I spent part of a day in my old hometown in July, stopping first at Bonanza Ford, the building of which was constructed in 1943 when my dad, Dale Wells, was the Ford dealer. Bob Bledsoe, current owner of the business, was out of town on a big-game hunting trip; I enjoyed very much visiting with Gary Soehner, sales consultant at Bonanza, and Pete and Katie Brophy, customers in the showroom that morning.
Accompanying me in the drive was Tim Coy, who spent 17 years as page designer for my automotive columns in Denver newspapers. We met Joe and Madeline Conrad for lunch at the Mill Race Creek Grill. Joe and I were classmates at Wray until I moved to Sterling for my freshman year in high school.

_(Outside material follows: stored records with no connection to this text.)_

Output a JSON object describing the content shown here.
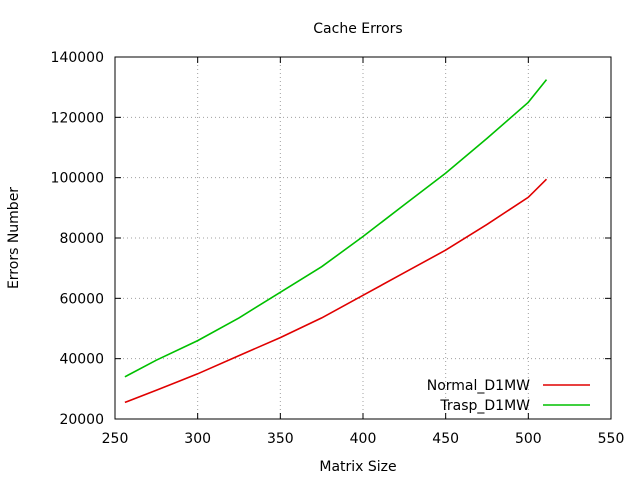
{
  "chart_data": {
    "type": "line",
    "title": "Cache Errors",
    "xlabel": "Matrix Size",
    "ylabel": "Errors Number",
    "xlim": [
      250,
      550
    ],
    "ylim": [
      20000,
      140000
    ],
    "x_ticks": [
      250,
      300,
      350,
      400,
      450,
      500,
      550
    ],
    "y_ticks": [
      20000,
      40000,
      60000,
      80000,
      100000,
      120000,
      140000
    ],
    "grid": true,
    "legend_position": "bottom-right",
    "series": [
      {
        "name": "Normal_D1MW",
        "color": "#e00000",
        "x": [
          256,
          275,
          300,
          325,
          350,
          375,
          400,
          425,
          450,
          475,
          500,
          511
        ],
        "y": [
          25500,
          29500,
          35000,
          41000,
          47000,
          53500,
          61000,
          68500,
          76000,
          84500,
          93500,
          99500
        ]
      },
      {
        "name": "Trasp_D1MW",
        "color": "#00c000",
        "x": [
          256,
          275,
          300,
          325,
          350,
          375,
          400,
          425,
          450,
          475,
          500,
          511
        ],
        "y": [
          34000,
          39500,
          46000,
          53500,
          62000,
          70500,
          80500,
          91000,
          101500,
          113000,
          125000,
          132500
        ]
      }
    ]
  }
}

Joe Conrad’s grandfather, James Quincy Conrad, who came to Idalia in 1893, was granted the first exclusive Ford agency in Yuma County in the days of the Model-T. The garage he built and operated in Wray was sold in 1928 to Clarke Smith and Jack Kearns, who were Ford dealers until their business was destroyed by fire in the early 1930s.
After opening a repair shop in the early ‘30s, my dad, Dale Wells, soon became the local dealer for Chrysler/Plymouth cars and International pickups. He operated the dealership from what was referred to as “the Stedwell building” at the lower, north end of Main Street near the railroad tracks.
With no resumption of the fire-destroyed Ford business, Dad added the franchise for Ford/Mercury cars, Ford trucks and Ford tractors later in the ‘30s. He purchased in 1942 the property where the Ford business stands today, and in 1943 the Dale Wells Ford Garage building was completed, with Cliff Carson as general contractor.
After Dad was killed in a car accident in 1946, the dealership was operated by son, Gene Wells; Clair Muller, a brother of Lenna Wells (Dale’s widow), and Bob Davis, who had worked with Dad since his first repair shop at Wray.
The original F1 pickups were sold to farmers in the Wray area by Dale Wells Ford Garage. I was only 11 when the F1s began arriving in 1948, but I had a boy’s keen interest in the dealership; bookkeeping records of the family’s dealership are in my possession.
Townspeople didn’t drive pickups in those days; only farmers bought them. Thus, car sales far outnumbered pickup sales.
Among four sales of new pickups in 1948 were $1,482.70 for an 8-cylinder Ford pickup of 114-inch wheelbase to Marvin Higgins of Eckley; $1,449.40 for a 6-cylinder to Hazel Jewell of Wray; $1,499.30 for a 6-cylinder to Ed Renzelman of Wray, and $1,490.60 for an 8-cylinder to Pershing Devore, who earlier in the ‘40s endured the Bataan Death March in World War II. He was from Vernon.
The consistency of the pricing is explained by the lack of options in those days. Among the few options available were the passenger-side windshield wiper and passenger-side taillight.
Mercury for 1949 unveiled an attractive restyling; the first one to be shown in Dale Wells Garage was a station wagon, purchased by David M. Grigsby, the local banker. He paid $3,000. A year earlier, S.C. Greenfield bought a new ’48 Ford Super two-door, 6-cylinder, for $1,722.87.
Three new 1950 Mercurys were delivered to the garage in late November 1949. My mother, Lenna Wells, bought one on Nov. 29, J.S. “Junior” Parker bought another the next day, and later into December, Bernice Henry, wife of Rexall Drugstore owner Dean Henry, bought the third one. Sticker price on each was around $2,340. The 1950 Mercury, sized between Ford and Lincoln, was on a 118-inch wheelbase and powered by a 255-cubic-inch (4.2-liter) flathead V-8.
The garage also sold new Ford 8N tractors during those years. Pete Brophy recalled his father purchasing a new tractor from my dad for $700 in 1941. Bookkeeping records in 1948 showed price of a new 8N, sold to D.A. Simmons, had risen to $1,350.
The family sold the dealership to Larry Palmrose in August 1950; the current owner, Bob Bledsoe, purchased it from the Palmrose family. Richard Jeurink, until his retirement several years ago, was a partner in the business with Bledsoe.